(memo to Tufts Community)
We appreciate the interest received from the Tufts community regarding the implications of the recent United States Supreme Court ruling regarding same-sex marriage equality. We have been working closely with our experts to assess the implications of the decisions and impact to our benefit programs.
On August 30, 2013, the IRS issued Revenue Ruling 2013-17 and Frequently Asked Questions (FAQs) that address some of the tax issues relating to the Supreme Court’s decision to repeal part of the Defense of Marriage Act (DOMA). This is a brief summary of the major points of the Revenue Ruling. Click here for the summary of the FAQs that relate specifically to employee benefit plans.
- The ruling provides that, for federal tax purposes, the terms “spouse,” “husband,” and “wife,” includes an individual married to a person of the same sex if he or she is lawfully married under state law and the term “marriage” includes a legal marriage between individuals of the same sex. These terms do not include individuals who have entered into a registered domestic partnership, civil union, or other formal relationship under state law that is not a marriage.
- For federal tax purposes, an individual’s marital status is recognized if the marriage was validly entered into in a state that authorizes same-sex marriage. It doesn’t matter where the employer is located or where the individual resides (e.g., if a couple is married in Maine and moves to Arkansas, they will continue to be treated as married for federal tax purposes).
- The effective date of the ruling is Monday, September 16, 2013. However, the Ruling provides that taxpayers may rely on the ruling retroactively for purposes of filing original returns, amended returns, adjusted returns, or claims for credit or refund for any overpayment of tax, provided the limitation period for amending a return has not expired. In general, the limitation period is three years from the date the original return was filed or two years from the date the tax was paid, whichever is later. All items affected by the marital status of the taxpayer must be adjusted. A taxpayer may not be treated as married for some purposes but not others on the amended return.

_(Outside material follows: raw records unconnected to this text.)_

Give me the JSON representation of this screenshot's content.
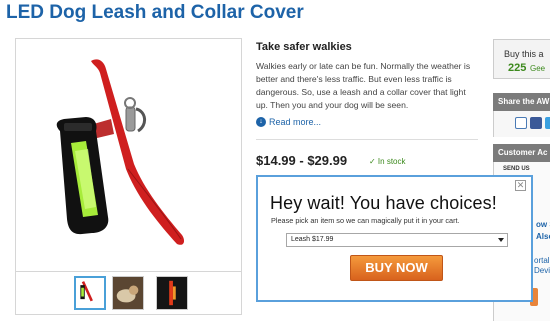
{
  "page": {
    "title": "LED Dog Leash and Collar Cover"
  },
  "product": {
    "subtitle": "Take safer walkies",
    "description": "Walkies early or late can be fun. Normally the weather is better and there's less traffic. But even less traffic is dangerous. So, use a leash and a collar cover that light up. Then you and your dog will be seen.",
    "read_more": "Read more...",
    "price_range": "$14.99 - $29.99",
    "stock_status": "✓ In stock"
  },
  "sidebar": {
    "buy_this": "Buy this a",
    "geek_points": "225",
    "geek_label": "Gee",
    "share_heading": "Share the AW",
    "contact_heading": "Customer Ac",
    "send_label": "SEND US",
    "glimpse_lines": [
      "ow S",
      "Also",
      "ortal",
      "Devi"
    ]
  },
  "popup": {
    "title": "Hey wait! You have choices!",
    "subtitle": "Please pick an item so we can magically put it in your cart.",
    "selected_option": "Leash $17.99",
    "buy_label": "BUY NOW",
    "close_symbol": "✕"
  },
  "colors": {
    "title_blue": "#1d63a8",
    "in_stock_green": "#3d8a1e",
    "buy_orange": "#e07a2c",
    "popup_border": "#5aa0dc",
    "leash_red": "#cf1f1f",
    "collar_green": "#9ee33a"
  }
}
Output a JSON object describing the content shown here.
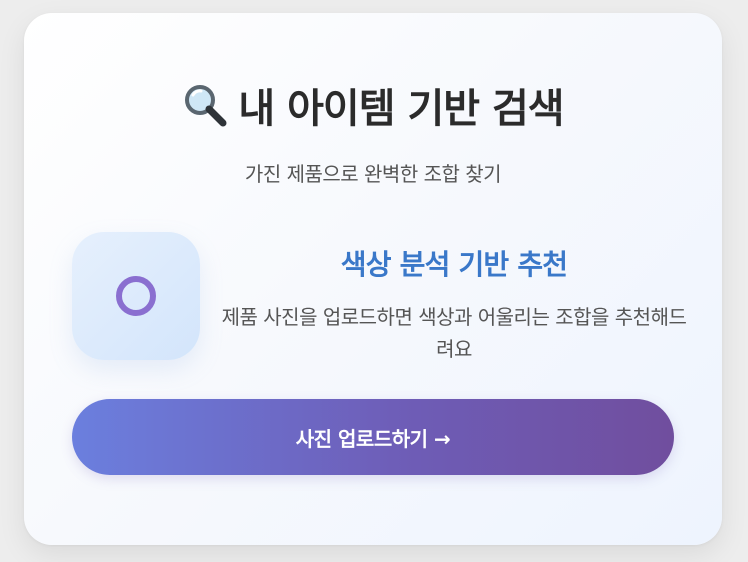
{
  "header": {
    "title": "내 아이템 기반 검색",
    "subtitle": "가진 제품으로 완벽한 조합 찾기",
    "title_icon": "magnifying-glass-icon"
  },
  "feature": {
    "icon": "ring-icon",
    "title": "색상 분석 기반 추천",
    "description": "제품 사진을 업로드하면 색상과 어울리는 조합을 추천해드려요"
  },
  "actions": {
    "upload_label": "사진 업로드하기 →"
  },
  "colors": {
    "accent_blue": "#3a78c9",
    "ring_purple": "#8a6fd0",
    "button_start": "#6b7fde",
    "button_end": "#704e9e"
  }
}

- The ruling states that retroactive reliance may be applied with respect to overpayments of income and employment taxes on employer-provided health benefits and fringe benefits that are excludable from income under Code Section 106, based on an individual’s marital status. The employee can treat employer-provided benefits with respect to a same-sex spouse as excludable from income. In addition, if the employee made pre-tax contributions under a cafeteria plan for his or her coverage and made after-tax contributions for his or her same-sex spouse, then the employee may treat the after-tax contributions as pre-tax contributions.
- Effective September 16, 2013, same-sex married couples who currently have university sponsored health, dental and/or vision coverage in place for spouses (and children) will see a change in their payroll deductions. The deductions will automatically be changed from after-tax to pre-tax (this applies to the federal portion only as you would already be paying pre-tax on the state portion). In addition, the value of the employer-paid health, dental and vision insurance coverage will no longer be treated as imputed income and will be excluded from Box 1 of Form W-2 for 2013. No taxes will be withheld on the value of employer-paid health, dental, and vision insurance coverage for the remainder of the year.
- Any new same-sex couple marriage will be treated as a special enrollment event under a Qualified Status Change.
- Same-sex spouses who are legally married are eligible for COBRA under federal law.